Quando entro la vedo di spalle, fra lo specchio e il lavandino. Ha solo i pantaloni addosso. Il suo corpo è diverso. Mi ritorna l’immagine di noi a nove anni quando al mare da lei giocavamo alla sirena e al pescatore, con quel poco di seno che stava mettendo. Adesso non ha più la pelle, non ha nemmeno la spina dorsale. Fra la testa e il bacino c’è un sottile fusto verde. Con le gemme e qualche foglia già spuntata. Non è un tronco ma nemmeno un filo d’erba. Di spessore pare un manico di scopa. Carolina mi abbraccia. È disperata.
“Sei diventata una pianta!”
“È tre mesi che è successo. Non so che fare: mi metto le spalline, mi imbottisco di polistirolo. A parte Maria non lo sa nessuno. Ho problemi di respirazione, mi sa che di notte produco anidride carbonica! Dormiamo sempre con le finestre aperte oramai e puoi immaginarti il freddo.”

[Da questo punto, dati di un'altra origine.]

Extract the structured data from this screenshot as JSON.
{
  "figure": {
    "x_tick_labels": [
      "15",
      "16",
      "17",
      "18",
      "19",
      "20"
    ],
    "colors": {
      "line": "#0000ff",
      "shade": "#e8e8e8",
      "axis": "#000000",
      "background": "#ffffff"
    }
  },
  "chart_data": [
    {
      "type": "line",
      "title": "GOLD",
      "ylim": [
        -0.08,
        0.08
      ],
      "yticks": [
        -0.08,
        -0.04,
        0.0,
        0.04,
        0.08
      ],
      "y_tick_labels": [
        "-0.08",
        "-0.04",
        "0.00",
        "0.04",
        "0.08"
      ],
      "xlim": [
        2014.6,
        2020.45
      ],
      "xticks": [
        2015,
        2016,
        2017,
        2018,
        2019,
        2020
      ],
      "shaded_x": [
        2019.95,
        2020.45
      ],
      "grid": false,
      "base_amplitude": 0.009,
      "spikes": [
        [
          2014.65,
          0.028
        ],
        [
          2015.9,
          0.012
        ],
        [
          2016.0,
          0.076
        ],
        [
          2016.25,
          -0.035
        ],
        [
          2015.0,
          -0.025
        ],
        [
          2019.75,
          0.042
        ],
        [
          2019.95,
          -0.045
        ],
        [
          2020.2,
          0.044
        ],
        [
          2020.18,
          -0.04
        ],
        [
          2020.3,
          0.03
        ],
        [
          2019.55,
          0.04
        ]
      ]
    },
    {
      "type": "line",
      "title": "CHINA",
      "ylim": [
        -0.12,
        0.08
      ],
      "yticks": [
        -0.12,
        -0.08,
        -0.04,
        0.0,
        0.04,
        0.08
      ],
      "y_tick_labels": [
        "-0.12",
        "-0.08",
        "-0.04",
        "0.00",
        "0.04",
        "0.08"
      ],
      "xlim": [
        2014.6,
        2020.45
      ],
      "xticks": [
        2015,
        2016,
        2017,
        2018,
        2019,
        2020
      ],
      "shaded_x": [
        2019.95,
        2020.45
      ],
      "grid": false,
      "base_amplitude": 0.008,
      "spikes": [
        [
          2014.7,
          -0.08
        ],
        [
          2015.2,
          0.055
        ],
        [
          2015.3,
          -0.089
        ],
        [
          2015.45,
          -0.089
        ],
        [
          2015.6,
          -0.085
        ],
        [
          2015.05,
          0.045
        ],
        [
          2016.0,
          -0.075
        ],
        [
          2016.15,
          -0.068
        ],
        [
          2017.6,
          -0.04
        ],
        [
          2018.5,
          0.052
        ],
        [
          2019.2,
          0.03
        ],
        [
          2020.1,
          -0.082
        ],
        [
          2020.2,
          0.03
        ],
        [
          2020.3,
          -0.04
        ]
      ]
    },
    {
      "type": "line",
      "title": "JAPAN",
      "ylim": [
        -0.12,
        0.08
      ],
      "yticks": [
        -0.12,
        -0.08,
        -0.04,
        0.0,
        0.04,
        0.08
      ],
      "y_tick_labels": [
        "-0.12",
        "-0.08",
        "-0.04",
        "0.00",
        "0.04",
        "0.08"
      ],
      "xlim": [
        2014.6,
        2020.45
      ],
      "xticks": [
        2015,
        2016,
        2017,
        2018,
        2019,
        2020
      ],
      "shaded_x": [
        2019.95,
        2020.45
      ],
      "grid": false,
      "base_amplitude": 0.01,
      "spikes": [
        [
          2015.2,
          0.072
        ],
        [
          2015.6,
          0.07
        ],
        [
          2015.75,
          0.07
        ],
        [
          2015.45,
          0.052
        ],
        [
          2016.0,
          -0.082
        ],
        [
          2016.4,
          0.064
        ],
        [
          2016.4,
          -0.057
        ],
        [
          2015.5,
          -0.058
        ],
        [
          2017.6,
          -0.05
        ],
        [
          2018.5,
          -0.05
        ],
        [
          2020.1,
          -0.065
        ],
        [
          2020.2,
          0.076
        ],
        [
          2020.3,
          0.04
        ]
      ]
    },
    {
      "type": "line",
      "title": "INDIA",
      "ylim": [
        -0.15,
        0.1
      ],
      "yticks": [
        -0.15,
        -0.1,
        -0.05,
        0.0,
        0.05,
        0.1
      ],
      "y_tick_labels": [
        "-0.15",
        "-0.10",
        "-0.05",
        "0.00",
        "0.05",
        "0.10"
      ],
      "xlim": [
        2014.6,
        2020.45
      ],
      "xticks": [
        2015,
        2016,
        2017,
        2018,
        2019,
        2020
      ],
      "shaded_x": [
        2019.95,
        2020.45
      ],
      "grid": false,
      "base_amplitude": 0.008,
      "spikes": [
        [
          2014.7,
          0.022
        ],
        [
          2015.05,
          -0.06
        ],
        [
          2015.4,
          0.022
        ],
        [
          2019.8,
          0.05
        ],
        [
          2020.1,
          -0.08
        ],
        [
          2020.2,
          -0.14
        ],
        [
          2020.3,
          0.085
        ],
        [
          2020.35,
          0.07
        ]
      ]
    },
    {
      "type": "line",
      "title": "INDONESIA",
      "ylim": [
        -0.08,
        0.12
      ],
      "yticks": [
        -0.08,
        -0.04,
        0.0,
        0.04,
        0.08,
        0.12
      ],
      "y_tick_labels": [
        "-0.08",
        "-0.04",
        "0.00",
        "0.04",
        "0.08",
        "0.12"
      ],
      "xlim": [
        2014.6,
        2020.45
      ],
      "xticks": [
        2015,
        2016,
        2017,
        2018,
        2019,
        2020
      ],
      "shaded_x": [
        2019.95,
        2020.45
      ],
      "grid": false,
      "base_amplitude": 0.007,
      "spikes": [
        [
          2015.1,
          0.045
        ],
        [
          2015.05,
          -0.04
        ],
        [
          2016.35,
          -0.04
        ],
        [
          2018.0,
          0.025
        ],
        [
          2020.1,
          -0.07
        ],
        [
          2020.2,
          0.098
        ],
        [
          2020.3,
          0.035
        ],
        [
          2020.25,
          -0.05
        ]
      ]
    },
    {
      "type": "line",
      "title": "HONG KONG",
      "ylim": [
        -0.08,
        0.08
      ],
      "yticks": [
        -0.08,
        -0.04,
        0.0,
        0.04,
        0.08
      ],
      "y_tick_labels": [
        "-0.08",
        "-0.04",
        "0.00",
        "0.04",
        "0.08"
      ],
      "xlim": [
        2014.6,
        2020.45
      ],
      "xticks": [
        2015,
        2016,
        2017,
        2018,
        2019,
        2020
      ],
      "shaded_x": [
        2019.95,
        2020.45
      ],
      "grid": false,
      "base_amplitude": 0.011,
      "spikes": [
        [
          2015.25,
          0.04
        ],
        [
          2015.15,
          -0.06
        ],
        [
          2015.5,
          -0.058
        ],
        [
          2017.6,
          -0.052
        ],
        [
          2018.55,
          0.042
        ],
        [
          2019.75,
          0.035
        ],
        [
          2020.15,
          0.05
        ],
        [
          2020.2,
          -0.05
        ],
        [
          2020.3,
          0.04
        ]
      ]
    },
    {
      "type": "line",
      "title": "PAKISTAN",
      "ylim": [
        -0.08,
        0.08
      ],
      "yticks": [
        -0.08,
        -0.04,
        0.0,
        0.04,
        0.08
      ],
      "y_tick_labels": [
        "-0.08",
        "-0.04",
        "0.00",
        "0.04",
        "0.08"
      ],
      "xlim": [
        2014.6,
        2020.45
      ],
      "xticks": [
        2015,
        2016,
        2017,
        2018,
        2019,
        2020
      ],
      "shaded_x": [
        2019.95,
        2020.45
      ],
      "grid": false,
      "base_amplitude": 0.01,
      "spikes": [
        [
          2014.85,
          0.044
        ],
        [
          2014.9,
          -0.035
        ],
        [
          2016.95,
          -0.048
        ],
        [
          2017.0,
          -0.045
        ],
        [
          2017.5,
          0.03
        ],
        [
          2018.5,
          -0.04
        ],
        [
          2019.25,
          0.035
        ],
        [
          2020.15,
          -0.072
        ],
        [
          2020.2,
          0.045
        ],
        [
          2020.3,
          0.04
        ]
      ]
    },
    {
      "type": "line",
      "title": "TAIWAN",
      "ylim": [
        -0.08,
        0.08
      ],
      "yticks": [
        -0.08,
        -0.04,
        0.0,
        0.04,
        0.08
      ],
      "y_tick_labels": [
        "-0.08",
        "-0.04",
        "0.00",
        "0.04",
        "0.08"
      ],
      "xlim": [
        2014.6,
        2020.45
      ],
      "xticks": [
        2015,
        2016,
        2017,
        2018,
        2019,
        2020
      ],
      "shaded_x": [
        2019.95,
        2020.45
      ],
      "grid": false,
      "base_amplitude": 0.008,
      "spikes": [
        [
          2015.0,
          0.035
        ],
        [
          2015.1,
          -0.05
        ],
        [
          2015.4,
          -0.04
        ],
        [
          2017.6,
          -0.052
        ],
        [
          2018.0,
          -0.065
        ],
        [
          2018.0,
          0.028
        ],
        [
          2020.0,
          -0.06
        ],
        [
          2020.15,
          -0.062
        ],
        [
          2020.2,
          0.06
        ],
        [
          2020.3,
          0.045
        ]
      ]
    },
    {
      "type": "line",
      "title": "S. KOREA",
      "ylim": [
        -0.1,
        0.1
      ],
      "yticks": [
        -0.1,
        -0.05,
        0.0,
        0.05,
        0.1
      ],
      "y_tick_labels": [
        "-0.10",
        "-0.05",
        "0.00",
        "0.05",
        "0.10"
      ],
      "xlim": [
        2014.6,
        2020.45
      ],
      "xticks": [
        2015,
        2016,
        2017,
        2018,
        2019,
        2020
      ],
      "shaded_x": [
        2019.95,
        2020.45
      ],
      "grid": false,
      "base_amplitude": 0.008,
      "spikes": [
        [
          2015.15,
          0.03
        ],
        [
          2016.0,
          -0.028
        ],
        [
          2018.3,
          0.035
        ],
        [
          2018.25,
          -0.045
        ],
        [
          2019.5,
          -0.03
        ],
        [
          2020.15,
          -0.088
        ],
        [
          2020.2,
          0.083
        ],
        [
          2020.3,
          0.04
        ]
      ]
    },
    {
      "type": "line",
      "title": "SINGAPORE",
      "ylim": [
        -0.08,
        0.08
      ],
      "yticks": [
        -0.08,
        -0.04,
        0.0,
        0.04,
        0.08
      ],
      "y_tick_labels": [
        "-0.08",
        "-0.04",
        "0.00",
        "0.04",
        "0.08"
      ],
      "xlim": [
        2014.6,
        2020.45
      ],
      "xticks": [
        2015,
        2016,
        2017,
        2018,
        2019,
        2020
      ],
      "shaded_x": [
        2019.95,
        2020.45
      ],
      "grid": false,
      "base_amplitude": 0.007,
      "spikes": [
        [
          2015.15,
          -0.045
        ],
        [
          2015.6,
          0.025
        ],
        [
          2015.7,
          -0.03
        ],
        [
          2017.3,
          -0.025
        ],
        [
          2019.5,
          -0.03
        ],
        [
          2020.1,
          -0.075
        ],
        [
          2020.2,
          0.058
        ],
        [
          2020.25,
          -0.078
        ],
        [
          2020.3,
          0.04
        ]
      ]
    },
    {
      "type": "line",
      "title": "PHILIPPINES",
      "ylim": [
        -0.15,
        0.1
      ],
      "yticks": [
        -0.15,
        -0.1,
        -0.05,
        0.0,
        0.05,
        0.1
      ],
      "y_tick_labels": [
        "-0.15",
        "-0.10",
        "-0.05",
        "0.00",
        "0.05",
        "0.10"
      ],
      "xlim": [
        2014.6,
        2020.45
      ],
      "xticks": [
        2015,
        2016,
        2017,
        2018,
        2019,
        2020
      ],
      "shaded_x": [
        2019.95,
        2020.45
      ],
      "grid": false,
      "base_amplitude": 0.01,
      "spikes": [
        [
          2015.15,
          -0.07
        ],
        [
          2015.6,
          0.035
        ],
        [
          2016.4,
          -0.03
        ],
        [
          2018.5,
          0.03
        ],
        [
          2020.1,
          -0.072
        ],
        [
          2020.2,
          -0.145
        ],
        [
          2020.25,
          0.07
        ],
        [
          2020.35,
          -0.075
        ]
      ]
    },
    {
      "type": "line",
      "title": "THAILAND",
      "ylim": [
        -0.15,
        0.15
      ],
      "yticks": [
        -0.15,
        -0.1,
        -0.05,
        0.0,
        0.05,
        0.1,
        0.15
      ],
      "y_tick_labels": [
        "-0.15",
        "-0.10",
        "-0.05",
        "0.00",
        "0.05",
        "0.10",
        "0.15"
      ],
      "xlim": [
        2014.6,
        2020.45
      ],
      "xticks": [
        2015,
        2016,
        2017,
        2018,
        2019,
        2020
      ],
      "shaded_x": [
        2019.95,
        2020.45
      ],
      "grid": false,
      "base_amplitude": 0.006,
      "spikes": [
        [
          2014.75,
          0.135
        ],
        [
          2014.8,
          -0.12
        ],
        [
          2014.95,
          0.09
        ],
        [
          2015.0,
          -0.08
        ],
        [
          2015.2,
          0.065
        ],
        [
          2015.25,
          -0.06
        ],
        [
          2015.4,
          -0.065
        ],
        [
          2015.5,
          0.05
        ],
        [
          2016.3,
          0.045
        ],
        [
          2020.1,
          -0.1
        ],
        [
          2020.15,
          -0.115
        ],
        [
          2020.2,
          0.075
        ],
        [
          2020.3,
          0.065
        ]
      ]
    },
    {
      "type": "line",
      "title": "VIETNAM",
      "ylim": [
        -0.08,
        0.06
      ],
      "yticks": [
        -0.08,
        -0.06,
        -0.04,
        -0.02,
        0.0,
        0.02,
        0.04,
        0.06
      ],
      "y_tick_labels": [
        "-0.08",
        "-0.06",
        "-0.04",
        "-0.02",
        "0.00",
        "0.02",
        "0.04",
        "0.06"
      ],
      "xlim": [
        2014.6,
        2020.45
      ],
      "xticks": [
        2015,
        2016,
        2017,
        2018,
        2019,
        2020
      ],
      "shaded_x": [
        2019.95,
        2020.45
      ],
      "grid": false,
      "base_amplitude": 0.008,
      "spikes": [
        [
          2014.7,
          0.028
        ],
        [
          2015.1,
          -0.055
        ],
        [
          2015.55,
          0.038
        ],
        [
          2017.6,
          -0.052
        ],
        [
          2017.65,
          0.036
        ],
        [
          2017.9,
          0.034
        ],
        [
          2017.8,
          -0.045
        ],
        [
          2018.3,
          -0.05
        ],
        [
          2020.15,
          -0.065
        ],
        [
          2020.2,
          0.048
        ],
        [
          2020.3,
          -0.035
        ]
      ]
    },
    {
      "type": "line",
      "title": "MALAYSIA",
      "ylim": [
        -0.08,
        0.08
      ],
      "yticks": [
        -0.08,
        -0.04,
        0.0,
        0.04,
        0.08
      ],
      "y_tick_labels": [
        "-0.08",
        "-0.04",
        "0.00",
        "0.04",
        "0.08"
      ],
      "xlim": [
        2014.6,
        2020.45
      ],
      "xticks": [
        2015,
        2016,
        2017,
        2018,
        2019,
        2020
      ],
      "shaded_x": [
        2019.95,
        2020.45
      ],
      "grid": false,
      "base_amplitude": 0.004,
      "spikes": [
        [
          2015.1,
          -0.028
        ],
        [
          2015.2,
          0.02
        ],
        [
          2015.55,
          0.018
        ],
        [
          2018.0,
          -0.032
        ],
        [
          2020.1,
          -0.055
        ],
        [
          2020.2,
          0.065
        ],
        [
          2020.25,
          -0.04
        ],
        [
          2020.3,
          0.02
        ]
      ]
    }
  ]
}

“Sei andata al pronto soccorso?”
“E che gli dico? Che possono fare quelli? Questo fusto è vegetale, capisci? È fatto di clorofilla! A maggio mi sono venuti i ramoscelli sulla schiena e per potarli non sai il dolore. Ma che vuoi sapere tu!”

In effetti non sapevo. Carolina lì davanti. Con due occhi rosso fuoco e quel piccolo fusto verde, che vibrava oramai dai singhiozzi. Era lì e mi guardava, come se l’avesse fatto sempre, da quando a nove anni si giocava alla sirena e al pescatore. Non c’è stato il tempo, io davvero avrei voluto ma che potevo fare? Aveva un paio di forbici in mano: fu un attimo, un rumore secco. Carolina tagliò e si divise in due. Il sopra crollò subito nel lavandino. Vidi il viso rovesciato: sembrava un fiore. Un fiore con lo stelo e gli occhi aperti. La sua parte di sotto si era afflosciata sul pavimento, leggera leggera. Non uscì nemmeno sangue perché il fusto era verde e fibroso e anche adesso non cambiava consistenza.
“Ti ha aspettato sai? Aspettava te per farlo.”
Era Maria, stava sull’uscio. Non sembrava sorpresa e sentivo il suo odio pulsare.
“Che ci inventiamo adesso? Verrà la polizia? Che ci inventiamo adesso?”
Fu la sola cosa che mi uscì di bocca.